Global investors are pouring cash into inflation-protected assets amid a rise in government bond yields and an ongoing rally in oil markets that suggest consumer prices in the world's biggest economies are finally starting to accelerate.

Bank of America Merrill Lynch's "Flow Show" report, published Friday, noted "clear & unambiguous New Year positioning for higher inflation" amid record inflows of $1.5 billion into TIPS, or Treasury Inflation-Protected Securities, funds so far this year. BAML also said that institutional clients are increasingly asking "what level of bond yields will cause and equity correction?".

The data follows notable moves in the U.S. Treasury market this week that pushed benchmark 10-year Treasury yields to 2.64%, the highest since September 2014, even as the U.S. dollar index plunged to a fresh three-year low of 90.24 in overnight trading.

In Europe, Germany's 10-year Bunds were marked at 0.52%, just 2 basis points from the five and a half month high they touched last week amid speculation that the European Central Bank may be reading to set and end date to its €2.55 trillion quantitative easing program now that currency area inflation -- particularly when stripping out volatile food and energy prices -- is starting to show sings of acceleration toward it preferred "just below 2%" target.

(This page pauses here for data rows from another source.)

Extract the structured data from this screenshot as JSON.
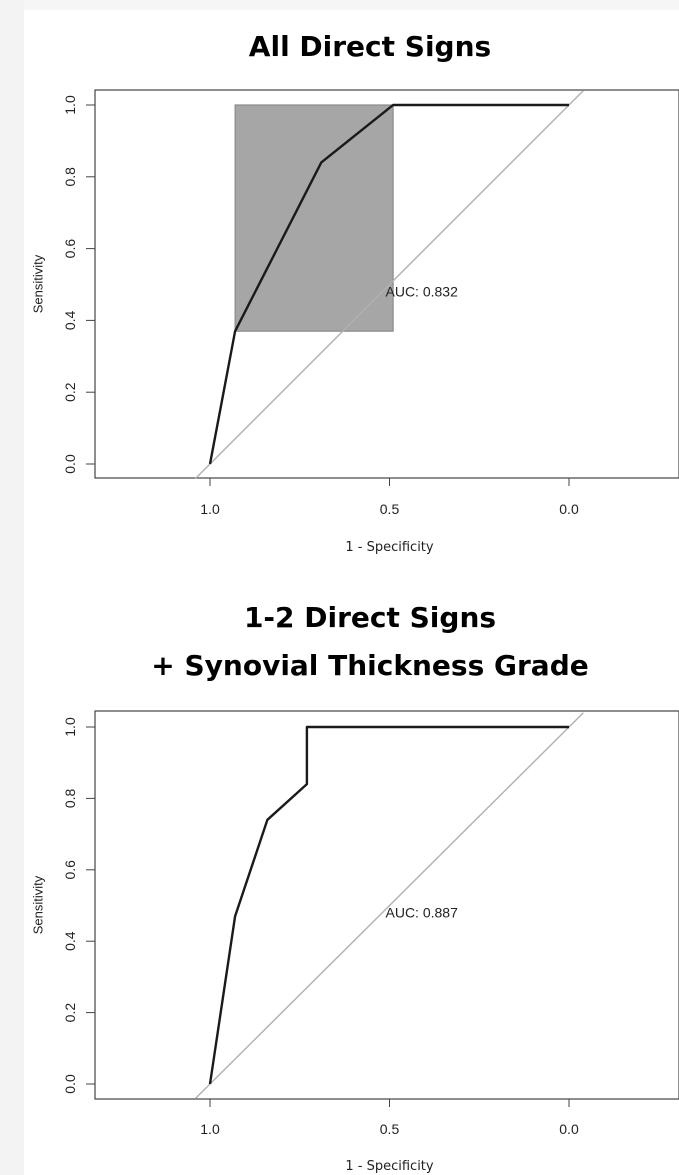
{
  "chart_data": [
    {
      "type": "line",
      "title": "All Direct Signs",
      "subtitle": "",
      "xlabel": "1 - Specificity",
      "ylabel": "Sensitivity",
      "x_reversed": true,
      "xlim": [
        1.0,
        0.0
      ],
      "ylim": [
        0.0,
        1.0
      ],
      "x_ticks": [
        1.0,
        0.5,
        0.0
      ],
      "x_tick_labels": [
        "1.0",
        "0.5",
        "0.0"
      ],
      "y_ticks": [
        0.0,
        0.2,
        0.4,
        0.6,
        0.8,
        1.0
      ],
      "y_tick_labels": [
        "0.0",
        "0.2",
        "0.4",
        "0.6",
        "0.8",
        "1.0"
      ],
      "grid": false,
      "series": [
        {
          "x": [
            1.0,
            0.93,
            0.69,
            0.49,
            0.0
          ],
          "y": [
            0.0,
            0.37,
            0.84,
            1.0,
            1.0
          ],
          "color": "#1a1a1a"
        }
      ],
      "reference_line": {
        "x": [
          1.04,
          -0.04
        ],
        "y": [
          -0.04,
          1.04
        ],
        "color": "#b0b0b0"
      },
      "ci_box": {
        "x": [
          0.93,
          0.49
        ],
        "y": [
          0.37,
          1.0
        ],
        "color": "#a6a6a6"
      },
      "annotation": {
        "text": "AUC: 0.832",
        "x": 0.5,
        "y": 0.48
      }
    },
    {
      "type": "line",
      "title": "1-2 Direct Signs",
      "subtitle": "+ Synovial Thickness Grade",
      "xlabel": "1 - Specificity",
      "ylabel": "Sensitivity",
      "x_reversed": true,
      "xlim": [
        1.0,
        0.0
      ],
      "ylim": [
        0.0,
        1.0
      ],
      "x_ticks": [
        1.0,
        0.5,
        0.0
      ],
      "x_tick_labels": [
        "1.0",
        "0.5",
        "0.0"
      ],
      "y_ticks": [
        0.0,
        0.2,
        0.4,
        0.6,
        0.8,
        1.0
      ],
      "y_tick_labels": [
        "0.0",
        "0.2",
        "0.4",
        "0.6",
        "0.8",
        "1.0"
      ],
      "grid": false,
      "series": [
        {
          "x": [
            1.0,
            0.93,
            0.84,
            0.73,
            0.73,
            0.0
          ],
          "y": [
            0.0,
            0.47,
            0.74,
            0.84,
            1.0,
            1.0
          ],
          "color": "#1a1a1a"
        }
      ],
      "reference_line": {
        "x": [
          1.04,
          -0.04
        ],
        "y": [
          -0.04,
          1.04
        ],
        "color": "#b0b0b0"
      },
      "annotation": {
        "text": "AUC: 0.887",
        "x": 0.5,
        "y": 0.48
      }
    }
  ]
}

Oil prices, too, could be set to impact inflation readings in major economies now that crude is holding near three-year highs despite the International Energy Agency's monthly oil report noting that the "big 2018 supply story is unfolding fast in the Americas" and that U.S. production will overtake Saudi Arabia's this year.

"Explosive growth in the U.S. and substantial gains in Canada and Brazil will far outweigh potentially steep declines in Venezuela and Mexico," the Paris-based IEA said. "

BAML also noted, however, that nearly $58 billion has piled into stocks since the start of the year, another record high, and that despite the "frothy price action" at present, "client marketing feedback suggests correction will occur only once real GDP forecasts >3%, wage inflation >3%, 10-year Treasury yields >3% & SPX >3000."